The advent of smoke-free, multi-unit dwellings is part of a broader growth in “green” construction and buildings aiming for LEED (leadership in energy and environmental design) certification. The Alto building has been put forward for LEED certification.
There are other green aspects to Alto. Residents get their power from Bullfrog, which provides electricity from wind and low-impact hydro, with the landlord paying the premium the first year. Two bikes are available for sharing. And there are three rental cars on the premises.
“For us, that’s how we get around,” says Lax, an occupational therapist at Princess Margaret Hospital. “We’re definitely downtown urban people so it’s really nice to have those options at your fingertips.”
Overall, condo buyers have more choice when it comes to smoke-free buildings and other air- and eco-friendly details.
A 2015 TD Economics study reported that one in 15 new condo developments achieve LEED certification (about 35,000 new suites were expected to come on the market last year).
Wells Baker, director of conservation and sustainable building for the Minto Group, says condo buyers in the Toronto area — many of whom work in LEED-certified workplaces — are knowledgeable about, and drawn to, green buildings.

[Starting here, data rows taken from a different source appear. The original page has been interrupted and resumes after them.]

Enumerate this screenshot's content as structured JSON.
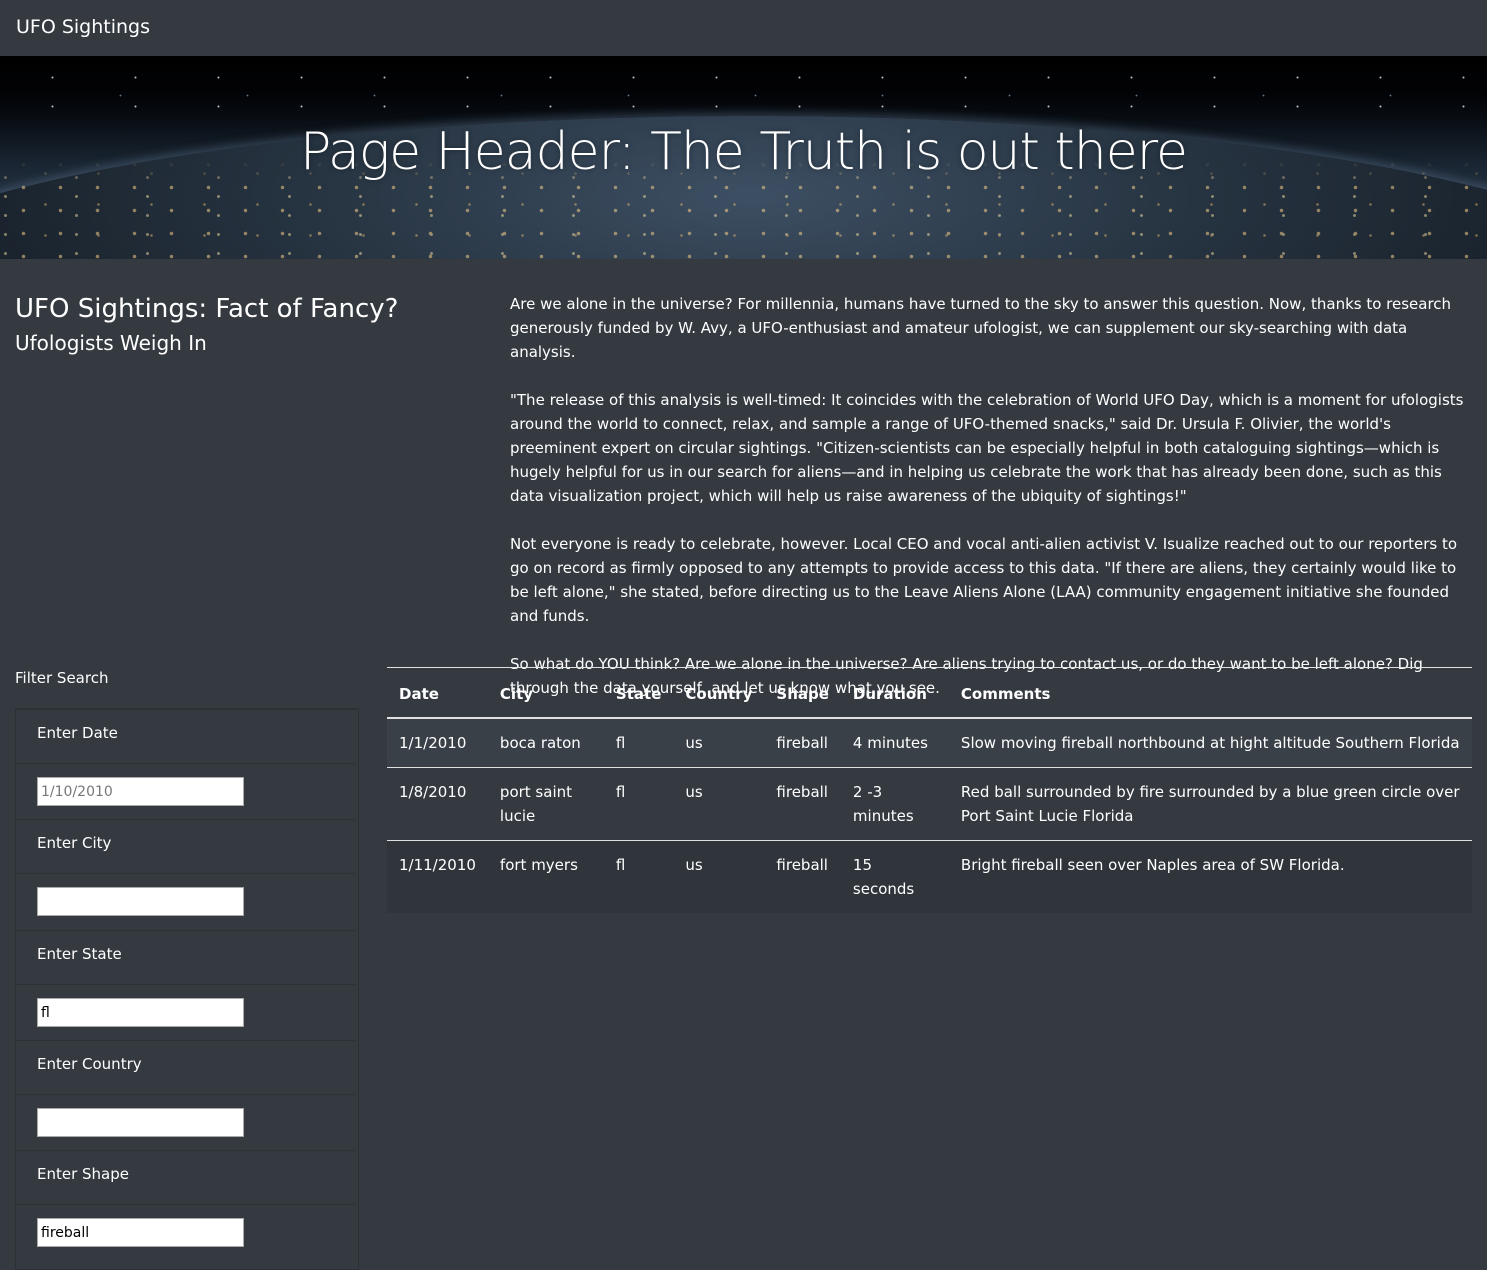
{
  "navbar": {
    "brand": "UFO Sightings"
  },
  "hero": {
    "title": "Page Header: The Truth is out there"
  },
  "intro": {
    "title": "UFO Sightings: Fact of Fancy?",
    "subtitle": "Ufologists Weigh In"
  },
  "article": {
    "paragraphs": [
      "Are we alone in the universe? For millennia, humans have turned to the sky to answer this question. Now, thanks to research generously funded by W. Avy, a UFO-enthusiast and amateur ufologist, we can supplement our sky-searching with data analysis.",
      "\"The release of this analysis is well-timed: It coincides with the celebration of World UFO Day, which is a moment for ufologists around the world to connect, relax, and sample a range of UFO-themed snacks,\" said Dr. Ursula F. Olivier, the world's preeminent expert on circular sightings. \"Citizen-scientists can be especially helpful in both cataloguing sightings—which is hugely helpful for us in our search for aliens—and in helping us celebrate the work that has already been done, such as this data visualization project, which will help us raise awareness of the ubiquity of sightings!\"",
      "Not everyone is ready to celebrate, however. Local CEO and vocal anti-alien activist V. Isualize reached out to our reporters to go on record as firmly opposed to any attempts to provide access to this data. \"If there are aliens, they certainly would like to be left alone,\" she stated, before directing us to the Leave Aliens Alone (LAA) community engagement initiative she founded and funds.",
      "So what do YOU think? Are we alone in the universe? Are aliens trying to contact us, or do they want to be left alone? Dig through the data yourself, and let us know what you see."
    ]
  },
  "filters": {
    "title": "Filter Search",
    "items": [
      {
        "label": "Enter Date",
        "value": "",
        "placeholder": "1/10/2010"
      },
      {
        "label": "Enter City",
        "value": "",
        "placeholder": ""
      },
      {
        "label": "Enter State",
        "value": "fl",
        "placeholder": ""
      },
      {
        "label": "Enter Country",
        "value": "",
        "placeholder": ""
      },
      {
        "label": "Enter Shape",
        "value": "fireball",
        "placeholder": ""
      }
    ]
  },
  "table": {
    "headers": [
      "Date",
      "City",
      "State",
      "Country",
      "Shape",
      "Duration",
      "Comments"
    ],
    "rows": [
      [
        "1/1/2010",
        "boca raton",
        "fl",
        "us",
        "fireball",
        "4 minutes",
        "Slow moving fireball northbound at hight altitude Southern Florida"
      ],
      [
        "1/8/2010",
        "port saint lucie",
        "fl",
        "us",
        "fireball",
        "2 -3 minutes",
        "Red ball surrounded by fire surrounded by a blue green circle over Port Saint Lucie Florida"
      ],
      [
        "1/11/2010",
        "fort myers",
        "fl",
        "us",
        "fireball",
        "15 seconds",
        "Bright fireball seen over Naples area of SW Florida."
      ]
    ]
  },
  "colors": {
    "background": "#343a40",
    "text": "#ffffff"
  }
}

Minto, named Ontario Green Builder of the Year for the fourth time in 2015, has constructed about a dozen LEED silver or gold highrise condos, with several newer ones still being evaluated, plus a number of green lowrise projects and houses.
Air quality, says Wells, 40, is a big draw. It’s “one of the most significant contributors to occupant health. North Americans, and Canadians in particular, spend about 90 per cent of their time indoors.”
Insurance consultant Jeremy Siu, 30, recently signed a pre-construction contract for a two-bedroom condo at Minto Westside, at Front and Bathurst Sts., that will register for possible LEED certification.
Liu considers himself part of a societal drift toward eco-friendliness. “I’m hoping that it’s a generational thing and that there are a lot of individuals like myself who keep it at the forefront of their daily living.”
Four green things at GTA condos and apartments
Green is becoming a popular shade for multi-unit dwellings. Some of the environmentally friendly initiatives at condos and apartments in the GTA include:
1) Green roofs: The Green Roof Bylaw adopted by the City of Toronto in May, 2009 mandates that a residential building with gross floor area greater than 2,000 square metres have a green, or planted, roof. The greater the floor space, the larger the green roof must be. Studies have shown green roofs improve air quality and reduce storm water flow, energy use and the urban heat island effect.
2) Recycled and recyclable materials: Steel has been recycled since the late 19th century. Blast furnace waste can partially replace cement in concrete. Used glass gets tossed in the mix for new windows. And some manufacturers, such as global carpeting giant Interface, take back their products when they’re worn out and re-use them.
3) Individual meters for electricity, water and gas: Experts agree this results in greatly increased conservation, as compared to buildings where utility costs are shared equally, where people who try to conserve end up subsidizing neighbours who keep the lights on all the time and have a big, hot bath every day.
4) Electrical car charging stations: With some experts predicting an imminent surge of electric cars — or, at least, hybrids — on the road, condo developers are taking note. The Minto group installed electric vehicle (EV) charging stations in its buildings but got very little uptake. So last year it offered a free Nissan Leaf to the first 20 buyers at its Toronto Bside development who also purchased an EV-outfitted parking space.